Acho importante ficarmos atentos para não reduzir o conceito de APRENDER a capacidade de memorização de alguma informação. Decorar uma canção ou memorizar progressões harmônicas é um exercício de fixação. Aprender, assim como produzir conhecimento, tem relação direta com o pensar e o sentir. O que é memorizado, racionalizado ou então automatizado não necessariamente é apreendido. Precisa produzir sentidos, sensações, fazer passar algo novo. Um elemento chave nessa noção de aprendizagem são os afetos.

O que posso apreender em uma canção além dos ritmos, dos acordes ou análises "formais"?

O filósofo francês Henri Bergson (1859-1941) entendia que um novo conhecimento é produzido quando somos tomados por uma vontade de agir no mundo. Agir a partir dos estranhamentos no mundo. Para que esse deslocamento ocorra é fundamental problematizar as rotinas produzidas cotidianamente.

Manoel de Barros conta que aprendeu com o pintor Boliviano Rômulo Quiroga a importância de não usar "o traço acostumado". O "traço acostumado" pode ser um tipo de automatização na pintura. O desafio então é desviar desses clichês e das fórmulas prontas. Problematizar a repetição do mesmo é importante. Aquilo que já está naturalizado. Ou ainda, abrir mão de um modo de pensar utilitarista, muito comum aos nossos tempos.

Para que serve isso? Talvez para nada. Algumas coisas não servem pra nada. E o nada pode produzir múltiplos sentidos. Pode ser fundamental para aprender algo novo!

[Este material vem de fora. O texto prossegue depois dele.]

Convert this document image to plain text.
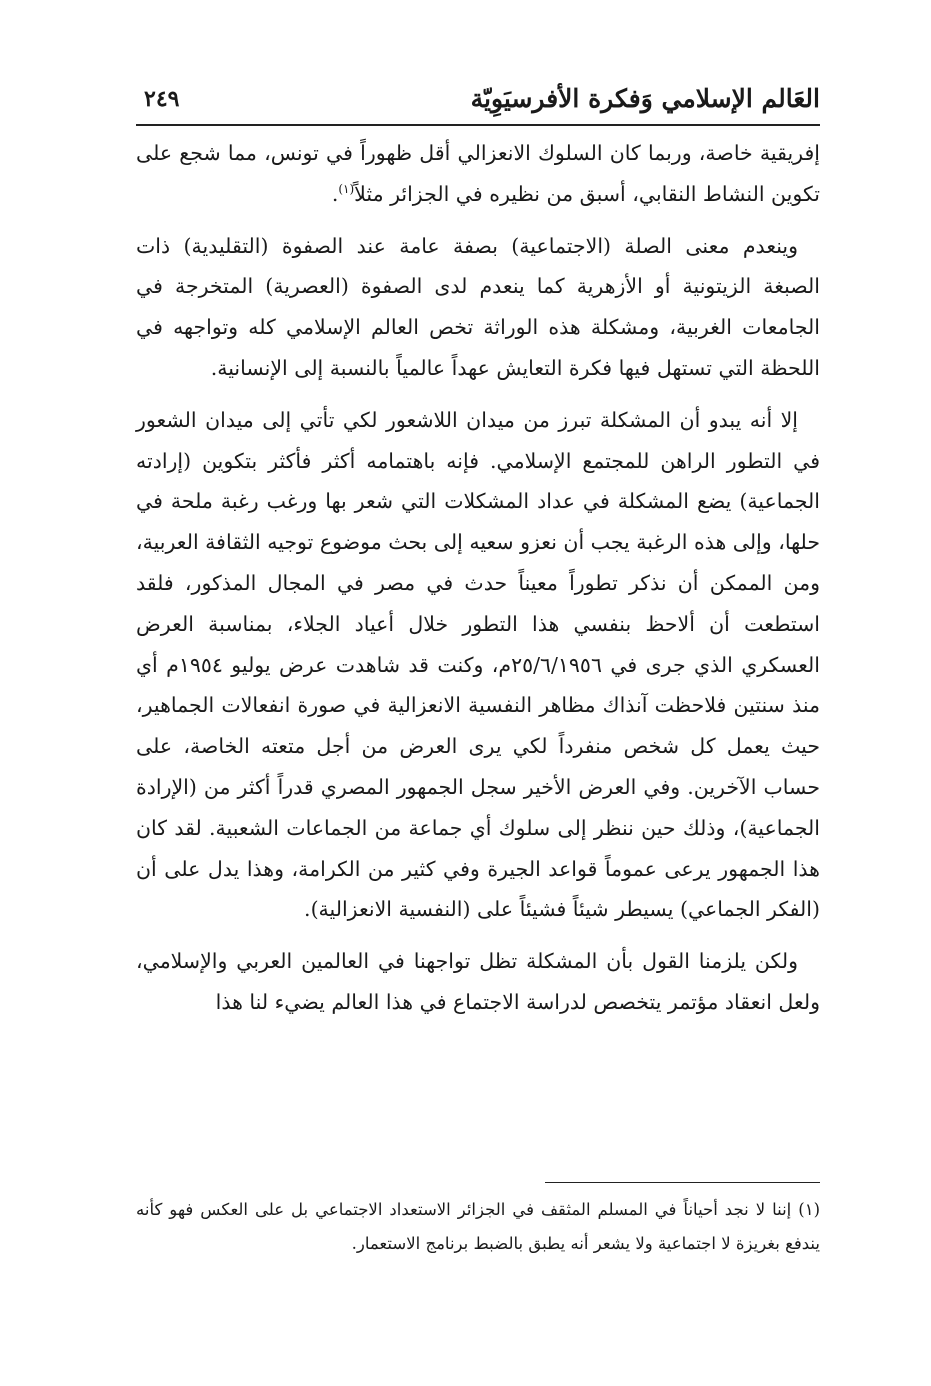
العَالم الإسلامي وَفكرة الأفرسيَوِيّة
٢٤٩

إفريقية خاصة، وربما كان السلوك الانعزالي أقل ظهوراً في تونس، مما شجع على تكوين النشاط النقابي، أسبق من نظيره في الجزائر مثلاً$^{(١)}$.

وينعدم معنى الصلة (الاجتماعية) بصفة عامة عند الصفوة (التقليدية) ذات الصبغة الزيتونية أو الأزهرية كما ينعدم لدى الصفوة (العصرية) المتخرجة في الجامعات الغربية، ومشكلة هذه الوراثة تخص العالم الإسلامي كله وتواجهه في اللحظة التي تستهل فيها فكرة التعايش عهداً عالمياً بالنسبة إلى الإنسانية.

إلا أنه يبدو أن المشكلة تبرز من ميدان اللاشعور لكي تأتي إلى ميدان الشعور في التطور الراهن للمجتمع الإسلامي. فإنه باهتمامه أكثر فأكثر بتكوين (إرادته الجماعية) يضع المشكلة في عداد المشكلات التي شعر بها ورغب رغبة ملحة في حلها، وإلى هذه الرغبة يجب أن نعزو سعيه إلى بحث موضوع توجيه الثقافة العربية، ومن الممكن أن نذكر تطوراً معيناً حدث في مصر في المجال المذكور، فلقد استطعت أن ألاحظ بنفسي هذا التطور خلال أعياد الجلاء، بمناسبة العرض العسكري الذي جرى في ٢٥/٦/١٩٥٦م، وكنت قد شاهدت عرض يوليو ١٩٥٤م أي منذ سنتين فلاحظت آنذاك مظاهر النفسية الانعزالية في صورة انفعالات الجماهير، حيث يعمل كل شخص منفرداً لكي يرى العرض من أجل متعته الخاصة، على حساب الآخرين. وفي العرض الأخير سجل الجمهور المصري قدراً أكثر من (الإرادة الجماعية)، وذلك حين ننظر إلى سلوك أي جماعة من الجماعات الشعبية. لقد كان هذا الجمهور يرعى عموماً قواعد الجيرة وفي كثير من الكرامة، وهذا يدل على أن (الفكر الجماعي) يسيطر شيئاً فشيئاً على (النفسية الانعزالية).

ولكن يلزمنا القول بأن المشكلة تظل تواجهنا في العالمين العربي والإسلامي، ولعل انعقاد مؤتمر يتخصص لدراسة الاجتماع في هذا العالم يضيء لنا هذا

(١) إننا لا نجد أحياناً في المسلم المثقف في الجزائر الاستعداد الاجتماعي بل على العكس فهو كأنه يندفع بغريزة لا اجتماعية ولا يشعر أنه يطبق بالضبط برنامج الاستعمار.
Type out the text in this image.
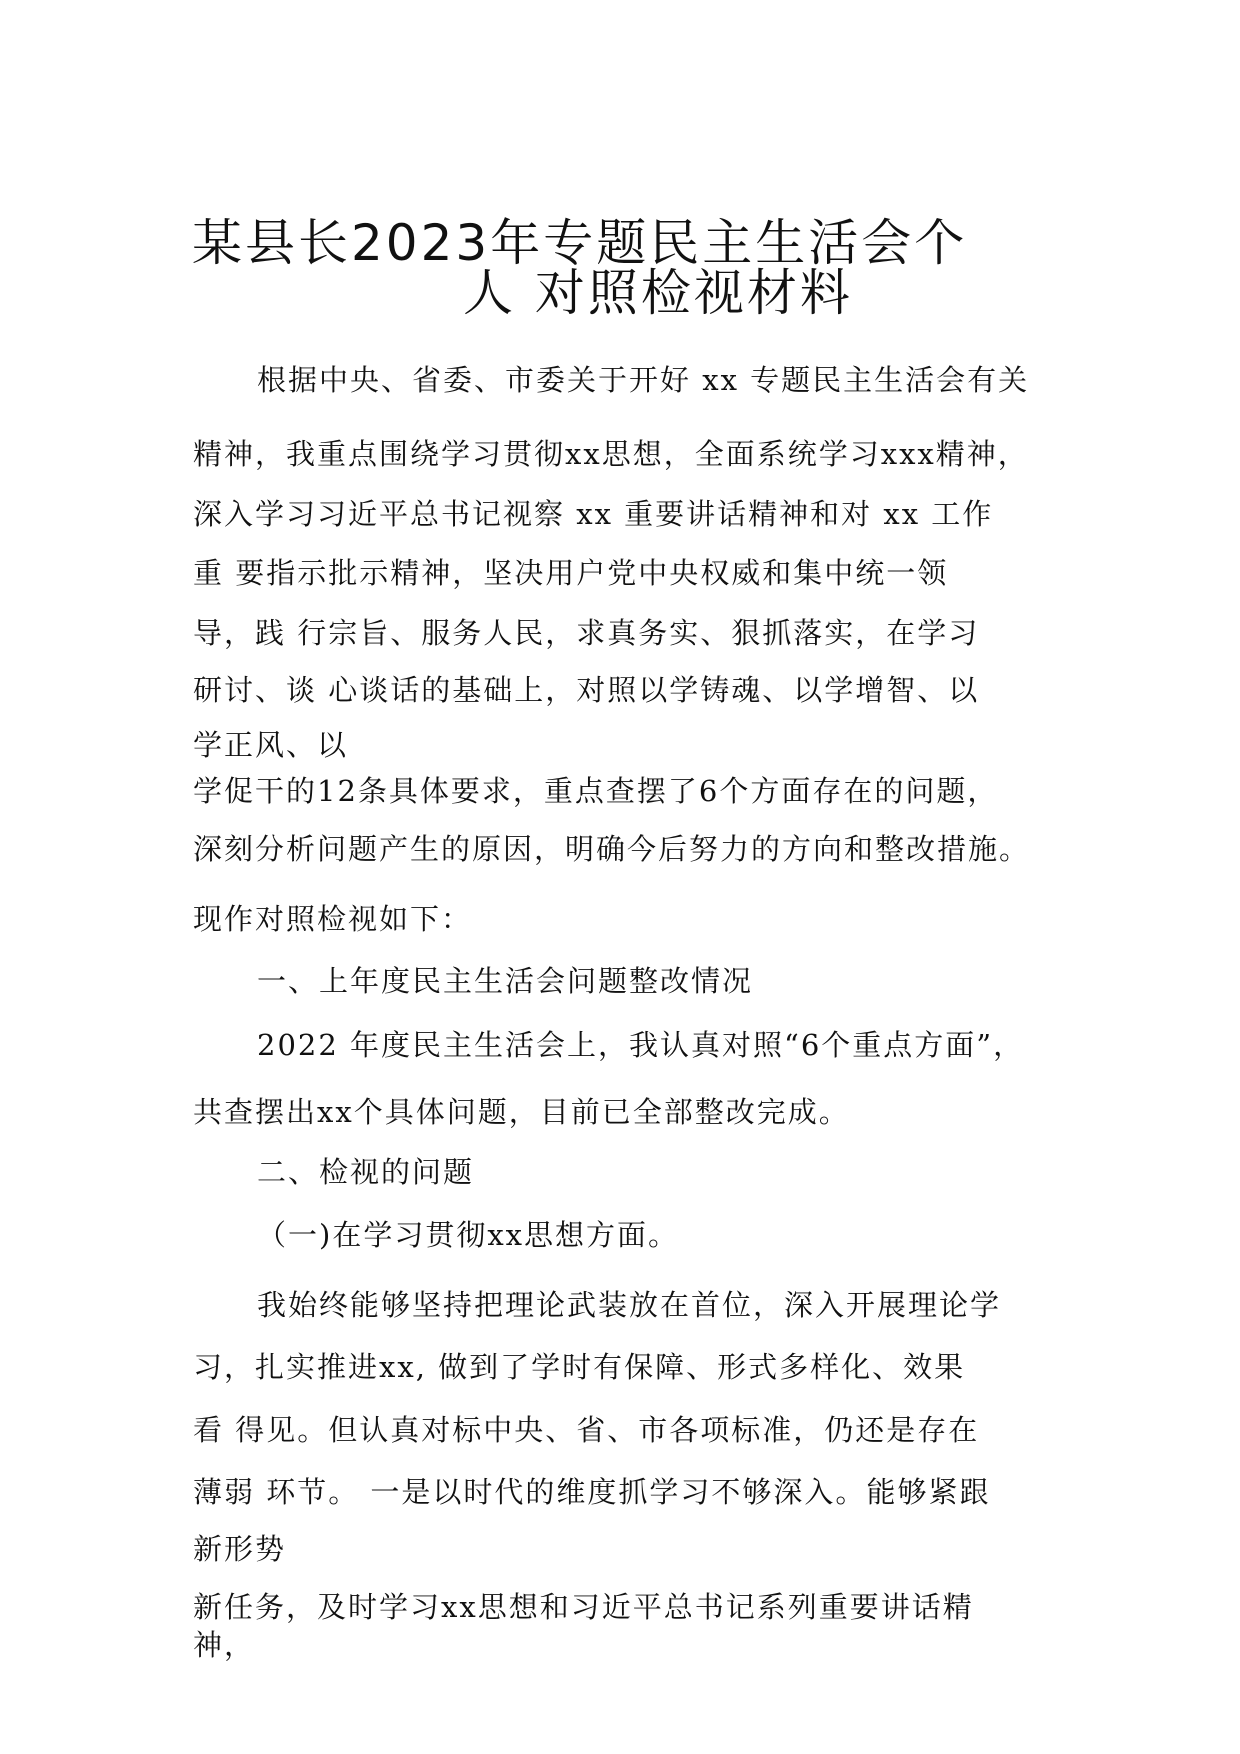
某县长2023年专题民主生活会个
人 对照检视材料
根据中央、省委、市委关于开好 xx 专题民主生活会有关
精神，我重点围绕学习贯彻xx思想，全面系统学习xxx精神，
深入学习习近平总书记视察 xx 重要讲话精神和对 xx 工作
重 要指示批示精神，坚决用户党中央权威和集中统一领
导，践 行宗旨、服务人民，求真务实、狠抓落实，在学习
研讨、谈 心谈话的基础上，对照以学铸魂、以学增智、以
学正风、以
学促干的12条具体要求，重点查摆了6个方面存在的问题，
深刻分析问题产生的原因，明确今后努力的方向和整改措施。
现作对照检视如下：
一、上年度民主生活会问题整改情况
2022 年度民主生活会上，我认真对照“6个重点方面”，
共查摆出xx个具体问题，目前已全部整改完成。
二、检视的问题
（一)在学习贯彻xx思想方面。
我始终能够坚持把理论武装放在首位，深入开展理论学
习，扎实推进xx, 做到了学时有保障、形式多样化、效果
看 得见。但认真对标中央、省、市各项标准，仍还是存在
薄弱 环节。 一是以时代的维度抓学习不够深入。能够紧跟
新形势
新任务，及时学习xx思想和习近平总书记系列重要讲话精
神，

Bergson diz também que a arte nos permite romper com as impressões úteis, automatizadas. Das relações estabelecidas com os objetos de que precisamos para sobreviver (agir e reagir), tornando-nos capazes de perceber a individualidade (imanência) das coisas.

Abecedário

APRENDER será sempre em ato. Tudo bem! Compreende também momentos de memorização e produção de automatizações. Mas não se reduz a isso. É um exercício de deslocamento de si que força o pensamento a pensar. O resultado desse movimento é a produção de novas formas de viver.